In The Great Gatsby, the first part of chapter 4 gives a long list some of the people who attended Gatsby's party. What did they think of him and why did they come?
Mostly, Nick is a narrator who, with his selection of details, is showing us something, rather than telling us something, and we can make some inferences from what we are shown in the text. But he does tell us something about all of these people in Chapter III. The motivations of the people who attend these parties are essentially two: they want to party, and they are attracted by the rumors that swirl around Gatsby.
In Chapter III, Nick says he is one of the few people who is actually an invited guest, and that most of these people went to Gatsby's parties uninvited. They often "came and went without having met Gatsby at all" (45), and it seemed that "they conducted themselves according to the rules of behavior associated with amusement parks" (45). Then Nick says, "They came for the party with a simplicity of heart that was its own ticket of admission" (45).

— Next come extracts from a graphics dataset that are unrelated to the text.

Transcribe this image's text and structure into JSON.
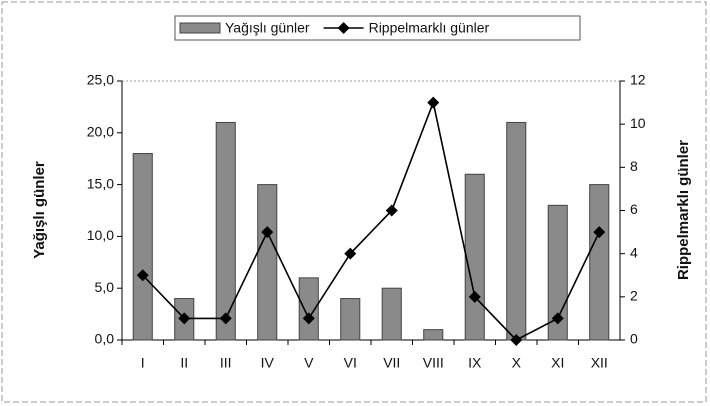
{
  "chart_data": {
    "type": "combo",
    "categories": [
      "I",
      "II",
      "III",
      "IV",
      "V",
      "VI",
      "VII",
      "VIII",
      "IX",
      "X",
      "XI",
      "XII"
    ],
    "series": [
      {
        "name": "Yağışlı günler",
        "type": "bar",
        "color": "#8a8a8a",
        "values": [
          18,
          4,
          21,
          15,
          6,
          4,
          5,
          1,
          16,
          21,
          13,
          15
        ]
      },
      {
        "name": "Rippelmarklı günler",
        "type": "line",
        "axis": "y2",
        "color": "#000000",
        "values": [
          3,
          1,
          1,
          5,
          1,
          4,
          6,
          11,
          2,
          0,
          1,
          5
        ]
      }
    ],
    "ylabel": "Yağışlı günler",
    "y2label": "Rippelmarklı günler",
    "ylim": [
      0,
      25
    ],
    "yticks": [
      {
        "value": 0,
        "label": "0,0"
      },
      {
        "value": 5,
        "label": "5,0"
      },
      {
        "value": 10,
        "label": "10,0"
      },
      {
        "value": 15,
        "label": "15,0"
      },
      {
        "value": 20,
        "label": "20,0"
      },
      {
        "value": 25,
        "label": "25,0"
      }
    ],
    "y2lim": [
      0,
      12
    ],
    "y2ticks": [
      0,
      2,
      4,
      6,
      8,
      10,
      12
    ],
    "legend": "top"
  }
}
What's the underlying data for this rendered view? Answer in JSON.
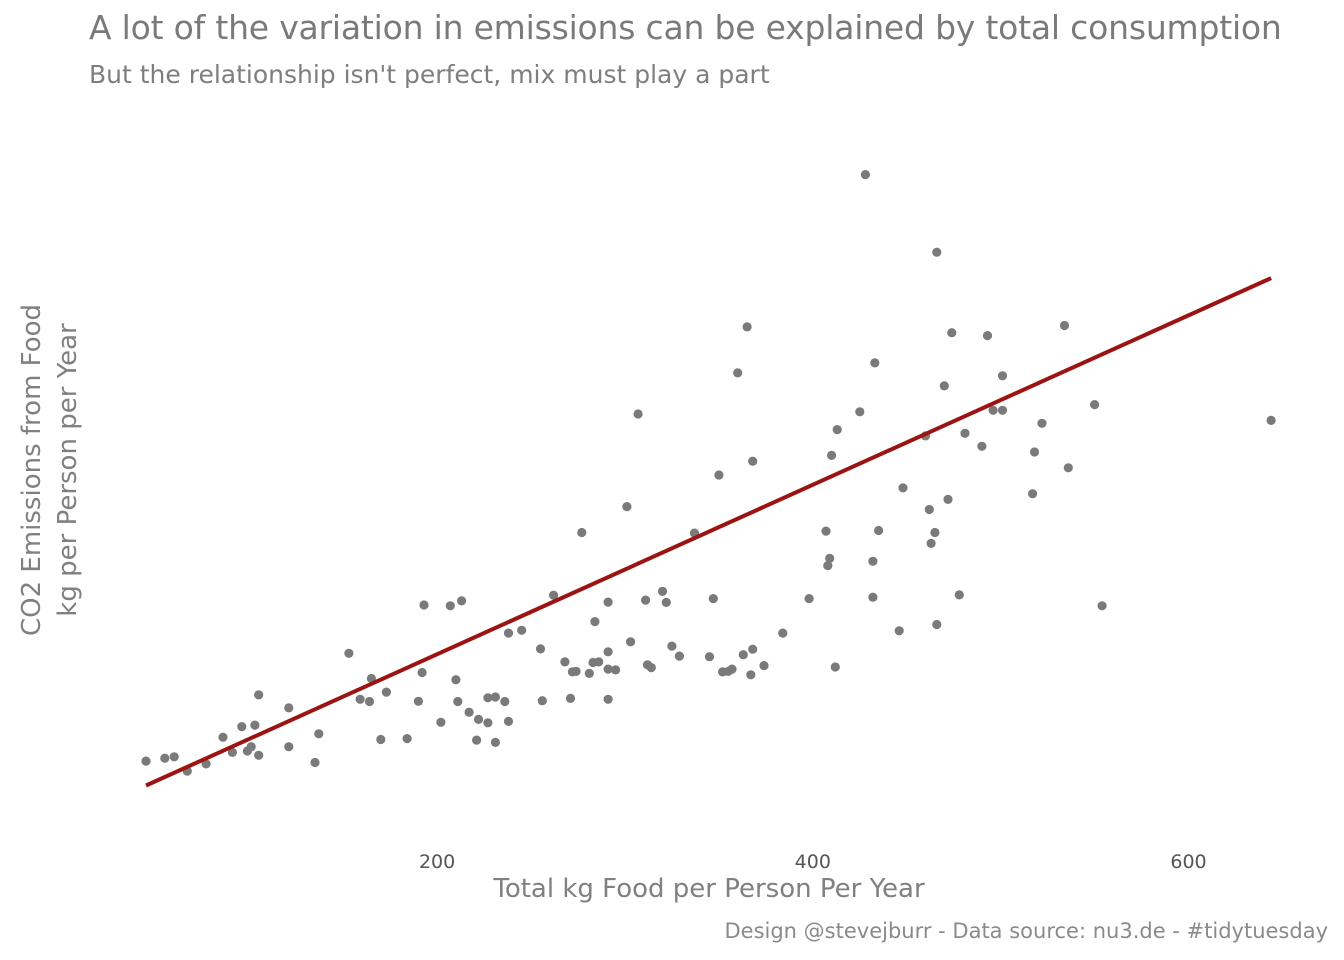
{
  "chart_data": {
    "type": "scatter",
    "title": "A lot of the variation in emissions can be explained by total consumption",
    "subtitle": "But the relationship isn't perfect, mix must play a part",
    "xlabel": "Total kg Food per Person Per Year",
    "ylabel_lines": [
      "CO2 Emissions from Food",
      "kg per Person per Year"
    ],
    "caption": "Design @stevejburr - Data source: nu3.de - #tidytuesday",
    "xlim": [
      45,
      645
    ],
    "ylim": [
      0,
      2400
    ],
    "x_ticks": [
      200,
      400,
      600
    ],
    "y_ticks_visible": false,
    "grid": false,
    "colors": {
      "points": "#7a7a7a",
      "trend": "#9b1313"
    },
    "trend_line": {
      "x": [
        45,
        644
      ],
      "y": [
        120,
        1885
      ]
    },
    "points": [
      {
        "x": 45,
        "y": 205
      },
      {
        "x": 55,
        "y": 215
      },
      {
        "x": 60,
        "y": 220
      },
      {
        "x": 67,
        "y": 170
      },
      {
        "x": 77,
        "y": 195
      },
      {
        "x": 86,
        "y": 288
      },
      {
        "x": 91,
        "y": 235
      },
      {
        "x": 96,
        "y": 325
      },
      {
        "x": 99,
        "y": 240
      },
      {
        "x": 101,
        "y": 255
      },
      {
        "x": 103,
        "y": 330
      },
      {
        "x": 105,
        "y": 435
      },
      {
        "x": 105,
        "y": 225
      },
      {
        "x": 121,
        "y": 390
      },
      {
        "x": 121,
        "y": 255
      },
      {
        "x": 135,
        "y": 200
      },
      {
        "x": 137,
        "y": 300
      },
      {
        "x": 153,
        "y": 580
      },
      {
        "x": 159,
        "y": 420
      },
      {
        "x": 164,
        "y": 412
      },
      {
        "x": 165,
        "y": 492
      },
      {
        "x": 170,
        "y": 280
      },
      {
        "x": 173,
        "y": 445
      },
      {
        "x": 184,
        "y": 283
      },
      {
        "x": 190,
        "y": 413
      },
      {
        "x": 192,
        "y": 513
      },
      {
        "x": 193,
        "y": 748
      },
      {
        "x": 202,
        "y": 340
      },
      {
        "x": 207,
        "y": 745
      },
      {
        "x": 210,
        "y": 488
      },
      {
        "x": 211,
        "y": 412
      },
      {
        "x": 213,
        "y": 762
      },
      {
        "x": 217,
        "y": 375
      },
      {
        "x": 221,
        "y": 278
      },
      {
        "x": 222,
        "y": 350
      },
      {
        "x": 227,
        "y": 338
      },
      {
        "x": 227,
        "y": 425
      },
      {
        "x": 231,
        "y": 270
      },
      {
        "x": 231,
        "y": 428
      },
      {
        "x": 236,
        "y": 412
      },
      {
        "x": 238,
        "y": 343
      },
      {
        "x": 238,
        "y": 650
      },
      {
        "x": 245,
        "y": 660
      },
      {
        "x": 255,
        "y": 595
      },
      {
        "x": 256,
        "y": 415
      },
      {
        "x": 262,
        "y": 782
      },
      {
        "x": 268,
        "y": 550
      },
      {
        "x": 271,
        "y": 423
      },
      {
        "x": 272,
        "y": 515
      },
      {
        "x": 274,
        "y": 517
      },
      {
        "x": 277,
        "y": 1000
      },
      {
        "x": 281,
        "y": 510
      },
      {
        "x": 283,
        "y": 548
      },
      {
        "x": 284,
        "y": 690
      },
      {
        "x": 286,
        "y": 550
      },
      {
        "x": 291,
        "y": 758
      },
      {
        "x": 291,
        "y": 420
      },
      {
        "x": 291,
        "y": 585
      },
      {
        "x": 291,
        "y": 525
      },
      {
        "x": 295,
        "y": 522
      },
      {
        "x": 301,
        "y": 1090
      },
      {
        "x": 303,
        "y": 620
      },
      {
        "x": 307,
        "y": 1412
      },
      {
        "x": 311,
        "y": 765
      },
      {
        "x": 312,
        "y": 540
      },
      {
        "x": 314,
        "y": 530
      },
      {
        "x": 320,
        "y": 795
      },
      {
        "x": 322,
        "y": 757
      },
      {
        "x": 325,
        "y": 605
      },
      {
        "x": 329,
        "y": 570
      },
      {
        "x": 337,
        "y": 998
      },
      {
        "x": 345,
        "y": 568
      },
      {
        "x": 347,
        "y": 770
      },
      {
        "x": 350,
        "y": 1200
      },
      {
        "x": 352,
        "y": 515
      },
      {
        "x": 355,
        "y": 517
      },
      {
        "x": 357,
        "y": 525
      },
      {
        "x": 360,
        "y": 1555
      },
      {
        "x": 363,
        "y": 575
      },
      {
        "x": 365,
        "y": 1715
      },
      {
        "x": 367,
        "y": 505
      },
      {
        "x": 368,
        "y": 1248
      },
      {
        "x": 368,
        "y": 594
      },
      {
        "x": 374,
        "y": 537
      },
      {
        "x": 384,
        "y": 650
      },
      {
        "x": 398,
        "y": 770
      },
      {
        "x": 407,
        "y": 1005
      },
      {
        "x": 408,
        "y": 885
      },
      {
        "x": 409,
        "y": 910
      },
      {
        "x": 410,
        "y": 1268
      },
      {
        "x": 412,
        "y": 532
      },
      {
        "x": 413,
        "y": 1358
      },
      {
        "x": 425,
        "y": 1420
      },
      {
        "x": 428,
        "y": 2245
      },
      {
        "x": 432,
        "y": 775
      },
      {
        "x": 432,
        "y": 900
      },
      {
        "x": 433,
        "y": 1590
      },
      {
        "x": 435,
        "y": 1007
      },
      {
        "x": 446,
        "y": 658
      },
      {
        "x": 448,
        "y": 1155
      },
      {
        "x": 460,
        "y": 1336
      },
      {
        "x": 462,
        "y": 1080
      },
      {
        "x": 463,
        "y": 962
      },
      {
        "x": 465,
        "y": 1000
      },
      {
        "x": 466,
        "y": 680
      },
      {
        "x": 466,
        "y": 1975
      },
      {
        "x": 470,
        "y": 1510
      },
      {
        "x": 472,
        "y": 1115
      },
      {
        "x": 474,
        "y": 1695
      },
      {
        "x": 478,
        "y": 783
      },
      {
        "x": 481,
        "y": 1345
      },
      {
        "x": 490,
        "y": 1300
      },
      {
        "x": 493,
        "y": 1685
      },
      {
        "x": 496,
        "y": 1425
      },
      {
        "x": 501,
        "y": 1545
      },
      {
        "x": 501,
        "y": 1425
      },
      {
        "x": 517,
        "y": 1135
      },
      {
        "x": 518,
        "y": 1280
      },
      {
        "x": 522,
        "y": 1380
      },
      {
        "x": 534,
        "y": 1720
      },
      {
        "x": 536,
        "y": 1225
      },
      {
        "x": 550,
        "y": 1445
      },
      {
        "x": 554,
        "y": 745
      },
      {
        "x": 644,
        "y": 1390
      }
    ]
  }
}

In one conversation between Nick, Jordan, and Lucille, one of these "guests," Lucille says, "I never care what I do, so I always have a good time" (47). All of these people have come for a party, to be wined and dined, to be entertained and amused.
In addition, Gatsby himself is a draw for these people, who are curious about him. He is a mysterious figure, the subject of many tantalizing rumors. Nick shares some of them, showing us how all of these party-goers are also attracted by a mystery. In Chapter III, one guest informs Nick she heard Gatsby had once killed a man, and Lucille says he was a German spy in the war (World War I.) One of the young ladies, in Chapter IV, reports that Gatsby was a bootlegger and a nephew of von Hindenburg. All of these are fascinating stories, far more interesting than the lives these guests are likely to lead, and most of us can see the appeal in attending a party hosted by such an interesting figure.
What we understand from Nick with his detailed list of attendees is that these are people who know nothing at all about Gatsby, but are lured by the promise of a party and the chance of a glimpse of this mysterious and wealthy man. This seems rather sad, but the fact is that Gatsby cares nothing at all about any of these people. The parties are meant as way of attracting Daisy, almost a stage set for her to appear on, as well as a sort of conspicuous consumption that Gatsby hopes will impress Daisy, to gain her love.